POV-Ray : Newsgroups : povray.off-topic : Programming language development : Re: Programming language development Server Time
5 Sep 2024 15:28:11 EDT (-0400)
  Re: Programming language development  
From: Darren New
Date: 1 Oct 2009 23:07:04
Message: <4ac56e58$1@news.povray.org>
clipka wrote:
> That's not a problem of the tool, but the person using it. Those people 
> taking it as an excuse wouldn't do any docuentation at all otherwise, 
> unless forced at gunpoint.

Not necessarily. As I said elsewhere, a tool that would make the high-level 
documentation generate source code (and where the changes to the source code 
would be reflected in the HDL) would help. It would let people who are 
designing the system document it as part of the progress forward.

The problem with writing code documentation is that it doesn't help the 
coder. It only helps the people who come after. So it's seen as a waste 
unless the coder understands the business reason for it.

Imagine something like TDD, except with documentation instead of tests.

Or imagine a block diagram with arrows showing data flow between the blocks, 
where that's *actually* the code.

> As far as making life easier for people who do have the honest desire to 
> document properly, I think integrating the documentation with the source 
> code is a good way to go, and docman and javadoc make good tools for hem.

If you're documenting the *code*, yes. I'm wondering if it's also possible 
to design a language that makes it easy to document the intention, the 
architecture, etc as part of building the code.  Tangle and weave, anyone?

> Then again, maybe it's the approach taken from the wrong side, and the 
> true proper way would be embedding the source code in the documentation, 
> not vice versa - if only for the psychological effect.

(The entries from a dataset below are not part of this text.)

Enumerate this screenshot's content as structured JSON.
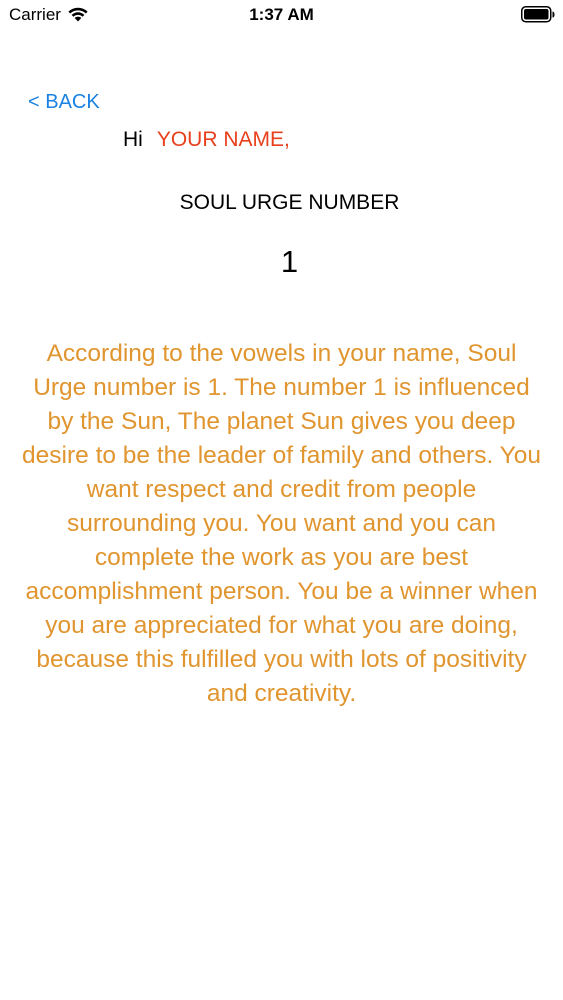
{
  "status_bar": {
    "carrier": "Carrier",
    "time": "1:37 AM",
    "icons": [
      "wifi-icon",
      "battery-icon"
    ]
  },
  "nav": {
    "back_label": "< BACK"
  },
  "greeting": {
    "hi": "Hi",
    "name": "YOUR NAME,"
  },
  "result": {
    "heading": "SOUL URGE NUMBER",
    "number": "1",
    "description": "According to the vowels in your name, Soul Urge number is 1. The number 1 is influenced by the Sun, The planet Sun gives you deep desire to be the leader of family and others. You want respect and credit from people surrounding you. You want and you can complete the work as you are best accomplishment person. You be a winner when you are appreciated for what you are doing, because this fulfilled you with lots of positivity and creativity."
  },
  "colors": {
    "accent_blue": "#1a82e2",
    "name_red": "#e8401c",
    "description_orange": "#e0952f"
  }
}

Yes, exactly something like this.  We probably won't get there as long as 
the primary form of source code is ascii strings.

> There's no general way around it, because malicious people of this type 
> are highly intelligent and inventive. Whatever you'd integrate into the 
> language itself would just give you a /false sense of/ security.

Hard to say. Certainly having a language with bounds checking is safer than 
a language without bounds checking. How far can that go?

> The only thing you can do about it is /defensive/ programming - but 
> that's a paradigm you probably cannot support with language features I 
> guess. Well, maybe stuff designed for contract-oriented programming 
> would help with this.

Yeah, that's the sort of thing I'm thinking.  Or like the C part of ACID.

>> Stuff like the ability for me to know that my change hurt your code. 
>> Something like unit testing, only built into the language, say.
> 
> That seems to go into a similar direction as contract-oriented design.

To some extent, yes. That, or typestate analysis, or some such. I don't know 
the answer.  I just know it's a problem looking for a better answer.

> Try implementing and using generic container classes in a non-OO language.


> Then try to refactor your application to use a deque container instead 
> of a stack for a certain job. Or a tree-backed map instead of a 
> hash-table-backed one someplace else.

I can't imagine changing a queue to a stack without needing to rewrite a 
fair amount of the code using that structure.

C++ seems to do pretty well, and its not using any OO for the STL.  Python 
and LISP also do pretty well without actually using the OO portions of the 
language, as would Ada I think. Erlang (and Hermes) both handle this just 
fine as well, and that's not OO. You just need good encapsulation, not 
inheritance or dynamic binding or anything like that.

> You won't have much success without implementing verbosely what OO 
> languages do for you behind the scenes.

Sure. OO is pretty good at data structures and GUIs. But what about other 
libraries? What about math libraries, HTTP libraries, networking libraries, 
databases, etc? None of those types of libraries tend to be designed for you 
to subclass the instances.

-- 
   Darren New, San Diego CA, USA (PST)
   I ordered stamps from Zazzle that read "Place Stamp Here".